Glatte Show. Die kalifornischen Skandalrocker Mötley Crüe gaben ihr allererstes und wohl letztes Österreich-Konzert im Rahmen ihrer „All bad things must come to an end“-Tour. Ob es wirklich die letzte Tour bleibt, wird sich zeigen, besser wäre es wohl so: Die Glam-Metaller, die in den 1980ern vor allem mit ihrer Musik und in den 1990ern vor allem mit ihren Eskapaden auffielen (Stichwort: das Sexvideo von Schlagzeuger Tommy Lee und seiner damaligen Frau Pamela Anderson), lieferten eine glatte, durchinszenierte Show ab. „If you're ready, say ,fuck you‘!“, rief Frontman Vince Neil ins Mikrofon, seine Hose mit dem phallisch hervorstehenden Goldkreuz als Gürtelschnalle glitzerte dazu.

Aus Metallzacken auf der Bühne schossen wiederholt Flammen empor, zwei Tänzerinnen schwangen ihr in Lack gepacktes Gesäß. Songs wie „Girls, girls, girls“ und „Dr.
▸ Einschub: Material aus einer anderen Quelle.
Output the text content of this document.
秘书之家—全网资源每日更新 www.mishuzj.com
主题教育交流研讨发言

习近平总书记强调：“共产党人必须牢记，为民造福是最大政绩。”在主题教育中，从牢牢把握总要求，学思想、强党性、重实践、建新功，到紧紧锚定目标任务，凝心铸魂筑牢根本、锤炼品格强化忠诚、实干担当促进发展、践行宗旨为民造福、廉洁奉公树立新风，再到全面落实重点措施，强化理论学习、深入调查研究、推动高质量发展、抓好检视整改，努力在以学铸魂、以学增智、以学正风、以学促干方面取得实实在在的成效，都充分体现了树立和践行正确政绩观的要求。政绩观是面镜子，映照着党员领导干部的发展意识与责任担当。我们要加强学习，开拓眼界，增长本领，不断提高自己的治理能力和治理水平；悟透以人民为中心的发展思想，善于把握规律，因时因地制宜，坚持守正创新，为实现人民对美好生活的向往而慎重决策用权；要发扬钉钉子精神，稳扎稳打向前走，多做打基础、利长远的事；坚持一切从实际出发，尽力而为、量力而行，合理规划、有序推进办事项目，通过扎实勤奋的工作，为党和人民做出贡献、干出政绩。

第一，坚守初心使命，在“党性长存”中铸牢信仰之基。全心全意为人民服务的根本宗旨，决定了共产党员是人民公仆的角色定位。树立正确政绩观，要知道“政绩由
Feelgood“ sorgten zwar für gute Laune, aber eher aus Nostalgie als durch musikalische Überzeugungskraft. Die Luft ist draußen, da hilft auch kein Feuerwerk. Am Schluss durfte Tommy Lee noch seine Drumsticks ins Publikum kicken – da machten wohl ein paar Zuschauer, die schon am Boden lagen, wieder die Augen auf.

Wiederbeleben konnte die müden Geister nur der Auftritt von „Late Night Special“ Scooter, die mit Kommerzbeats, Gogo-Tänzerinnen und ein bisschen „Hyper, Hyper“ aus der Kehle des Techno-Proleten H.P. Baxxter zum Headliner der Herzen – oder der alkoholgetränkten Lebern – wurden. Was sonst peinlich wäre, wird Kult, wenn der Alkoholpegel stimmt. Ganz erwachsen werden wohl auch die hartgesottensten Festivalbesucher nie.